Gue nggak dapet tempat duduk. Ada enam orang perempuan yang akhirnya harus duduk di depan (lantai) termasuk ibu-ibu tadi. Tiga jam duduk di tempat yang nggak-ada-empuknya-sama-sekali was definitely exhausted. Di tengah perjalanan ada bapak-bapak yang turun dan akhirnya ibu dan anaknya bisa duduk di kursi empuk primajasa. Karena gue duduk sebelah pak supir, yang gue liat cuma pemandangan jalanan aja, pas gue liat ke belakang, ternyata buanyak buanget orang yang pada berdiri. Primajasa bener-bener kaya cendol. Kaki gue udah teriak-teriak minta diselonjorin, pantat gue udah jejeritan minta duduk di kursi empuk. KAPAAAN INI SAMPENYAAAA??? Dan sebelah gue sudah berganti dengan sosok pria kacamata which reminds me of.... RANshjbfsjbv (nama doesn)! Yak, dosen ter-ngeselin sejagat raya!!! Ngeliat sebelah gue tuh rasanya pengen gue tonjok-tonjokkin deh. Eh, he also looked like orang yang gue sebelin. Intinya cowo itu udah mengingatkan gue sama dua orang cowok yang rasaya pengen gue kasih bogeman gue, errrr! 

Berangkat sekitar jam setengah 2 dan sampe pasar rebo jam 4.15. Gue berharap ada sinkansen untuk Bandung-Depok. Atau ngga, bus primajasa ditambahin jadi 20 unit jurusan Garut-Lebak Bulus dalam rentang waktu 1 jam. AAMIIN...

Friday, 3 May 2013

Love Jatinangor


Waktu gue jadi anak SMA, sama sekali nggak pernah muncul niatan sedikitpun di otak gue untuk masuk Unpad, jadi mahasiswi rantauan. Ada satu universitas di Jawa Barat yang letaknya cukup lumayan dari rumah gue, dan gue pengen banget masuk situ. Well, nggak usah disebut, I’m proud to be Unpad student. Hanya universitas itu yang pengen banget gue masukin, tapi ternyata Allah nggak mengizinkan gue untuk masuk kesana, so I’m here now—Jatinangor.
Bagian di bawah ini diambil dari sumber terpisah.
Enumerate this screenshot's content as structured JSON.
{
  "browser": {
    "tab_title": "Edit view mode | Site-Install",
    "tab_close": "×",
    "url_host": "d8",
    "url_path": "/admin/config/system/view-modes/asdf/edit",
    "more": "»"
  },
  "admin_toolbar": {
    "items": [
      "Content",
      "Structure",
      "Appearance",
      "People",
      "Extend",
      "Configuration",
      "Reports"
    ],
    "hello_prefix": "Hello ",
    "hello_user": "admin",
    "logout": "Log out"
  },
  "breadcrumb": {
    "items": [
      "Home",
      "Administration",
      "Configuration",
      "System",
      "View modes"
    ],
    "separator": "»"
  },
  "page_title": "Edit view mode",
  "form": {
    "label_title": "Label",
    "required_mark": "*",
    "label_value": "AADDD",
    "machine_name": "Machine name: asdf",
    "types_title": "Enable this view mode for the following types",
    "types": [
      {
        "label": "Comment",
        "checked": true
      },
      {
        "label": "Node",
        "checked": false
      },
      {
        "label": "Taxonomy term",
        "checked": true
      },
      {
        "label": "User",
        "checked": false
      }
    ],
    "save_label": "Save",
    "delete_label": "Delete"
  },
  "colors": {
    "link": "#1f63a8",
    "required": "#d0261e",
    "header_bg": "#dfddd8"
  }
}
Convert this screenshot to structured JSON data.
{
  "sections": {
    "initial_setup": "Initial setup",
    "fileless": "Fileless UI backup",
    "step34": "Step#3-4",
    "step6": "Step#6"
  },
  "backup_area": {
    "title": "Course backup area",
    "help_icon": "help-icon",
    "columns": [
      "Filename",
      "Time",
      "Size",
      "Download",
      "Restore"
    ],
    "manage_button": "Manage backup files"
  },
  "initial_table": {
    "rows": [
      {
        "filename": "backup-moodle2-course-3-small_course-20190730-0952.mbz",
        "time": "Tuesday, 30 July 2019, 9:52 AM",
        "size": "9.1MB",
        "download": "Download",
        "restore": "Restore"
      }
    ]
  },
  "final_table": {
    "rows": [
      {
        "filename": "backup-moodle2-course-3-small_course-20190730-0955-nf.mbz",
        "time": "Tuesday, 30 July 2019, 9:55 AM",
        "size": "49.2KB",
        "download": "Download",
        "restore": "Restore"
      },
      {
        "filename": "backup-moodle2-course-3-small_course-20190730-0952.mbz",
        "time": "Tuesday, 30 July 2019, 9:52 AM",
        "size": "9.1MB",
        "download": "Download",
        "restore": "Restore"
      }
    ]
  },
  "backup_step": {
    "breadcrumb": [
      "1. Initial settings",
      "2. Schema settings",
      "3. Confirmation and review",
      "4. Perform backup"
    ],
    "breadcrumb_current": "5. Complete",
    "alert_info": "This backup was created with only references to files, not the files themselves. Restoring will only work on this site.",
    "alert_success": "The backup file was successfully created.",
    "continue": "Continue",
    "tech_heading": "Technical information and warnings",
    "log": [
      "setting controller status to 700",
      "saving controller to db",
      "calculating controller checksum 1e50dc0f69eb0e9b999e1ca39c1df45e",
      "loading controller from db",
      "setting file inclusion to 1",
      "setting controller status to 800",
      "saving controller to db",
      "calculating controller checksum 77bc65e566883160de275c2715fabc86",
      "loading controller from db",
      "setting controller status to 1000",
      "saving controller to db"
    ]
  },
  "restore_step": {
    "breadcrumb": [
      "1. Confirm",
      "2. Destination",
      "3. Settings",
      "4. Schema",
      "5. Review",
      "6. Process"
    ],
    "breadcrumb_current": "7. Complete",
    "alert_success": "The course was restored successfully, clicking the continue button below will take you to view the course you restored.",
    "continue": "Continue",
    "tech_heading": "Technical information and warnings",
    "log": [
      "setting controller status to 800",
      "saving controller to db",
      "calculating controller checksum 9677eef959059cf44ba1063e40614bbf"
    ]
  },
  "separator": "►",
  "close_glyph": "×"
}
Yang gue tahu adalah, Unpad adanya di Bandung which means the life style and also the social life are really different. Bandung is well known for its freedom, creativity, and stylish people. Yang gue pikirin adalah whether or not I can adapt in the “new” society like Bandung.

Tapi ternyata, Unpad berada di Jatinangor—Bandung belah jauh abis. Jadi apa yang gue pikirin selama ini bener-bener beda. Jatinangor yang tiap gang sempit selalu ada kostan, sampe bener-bener ninggalin jalan cuma untuk satu orang aja. Jatinangor yang kalo pagi dan malam dinginnya berasa di Korea, anginnya berasa sekenceng badai Amerika. Tapi kalo siang….panasnya bisa bikin kulit keriput, gak nahan!
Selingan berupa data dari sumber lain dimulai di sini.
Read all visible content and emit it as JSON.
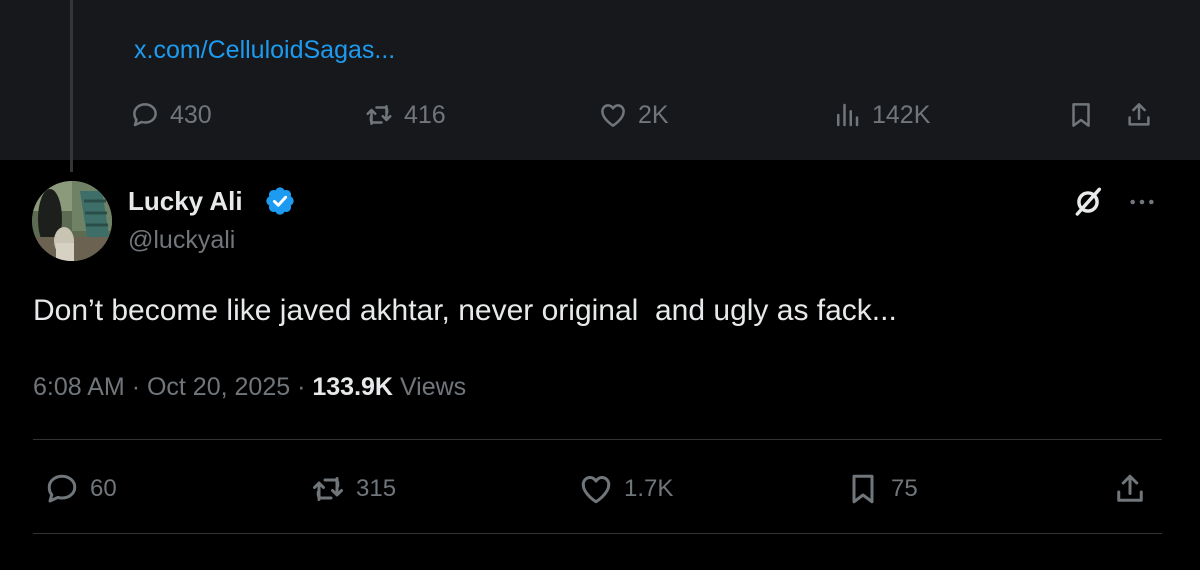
{
  "parent_tweet": {
    "link_text": "x.com/CelluloidSagas...",
    "actions": {
      "replies": "430",
      "reposts": "416",
      "likes": "2K",
      "views": "142K"
    }
  },
  "tweet": {
    "author": {
      "display_name": "Lucky Ali",
      "handle": "@luckyali",
      "verified": true
    },
    "text": "Don’t become like javed akhtar, never original  and ugly as fack...",
    "time": "6:08 AM",
    "date": "Oct 20, 2025",
    "separator": "·",
    "views_count": "133.9K",
    "views_label": "Views",
    "actions": {
      "replies": "60",
      "reposts": "315",
      "likes": "1.7K",
      "bookmarks": "75"
    }
  },
  "colors": {
    "background": "#000000",
    "parent_background": "#16181c",
    "link": "#1d9bf0",
    "verified": "#1d9bf0",
    "text_primary": "#e7e9ea",
    "text_secondary": "#71767b",
    "divider": "#2f3336"
  },
  "icons": [
    "reply-icon",
    "repost-icon",
    "like-icon",
    "views-icon",
    "bookmark-icon",
    "share-icon",
    "verified-icon",
    "grok-icon",
    "more-icon"
  ]
}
Awalnya, gue nggak suka banget sama Nangor—people usually call that to shorten it—dan Nangor pun awalnya nggak bersahabat sama gue. Suhu yang bener-bener ekstreme di Nangor bikin gue selalu cuma mandi sekali. Signal hp yang sampe mati-matian ngedapetinnya, harus angkat-angkatin tangan kayak tersesat di dalam hutan. Signal modem yang…bener-bener nggak ada harapan buat bisa konek. What a terrible kan :”
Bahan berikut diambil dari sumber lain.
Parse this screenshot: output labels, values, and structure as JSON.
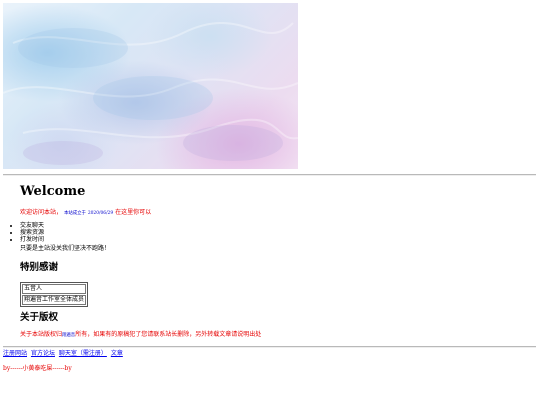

Tapi makin kesini, Nangor udah mulai bersahabat sama gue. Apalagi setelah gue pu…fsjfhjs, signal modem gue selalu full, padahal awal-awalnya cuma satu. Kata Annisa Hapsari, “Allah tu adil wis. Saat lo punya cowok, lo nggak dikasih signal modem. Saat lo jomblo, signal modem selalu ada buat nemenin kesendirian lo.” Makasih YA ALLAH…..

Satu hal yang paling paling gue suka dari Nangor adalah makanan. You can find everything in Nangor; dari kasta gorengan sampe steak. Nangor gini-gini punya mall loh yang isinya tuh kalo nggak anak Unpad ya IPDN, yang bisa ditempuh by foot in only 10 minutes. What a life banget deh! Makanan di Nangor murah-murah kok, dan nggak begitu jauh beda sama daerah rumah gue. Yang paling gue suka adalah, banyak warung dan tempat makan yang punya delivery service, even you only order a toast. Kalo lagi nggak punya duit terus di Nangor, itu malah kaya nyiksa diri, karena makanan-makanan disini nggak bisa bikin lo berenti ngiler.

The place that I never thought about before is the place that I like now and will become the place I spend my fully three to four years. I believe, the often you go to the other places, the more you will be able to adapt with people.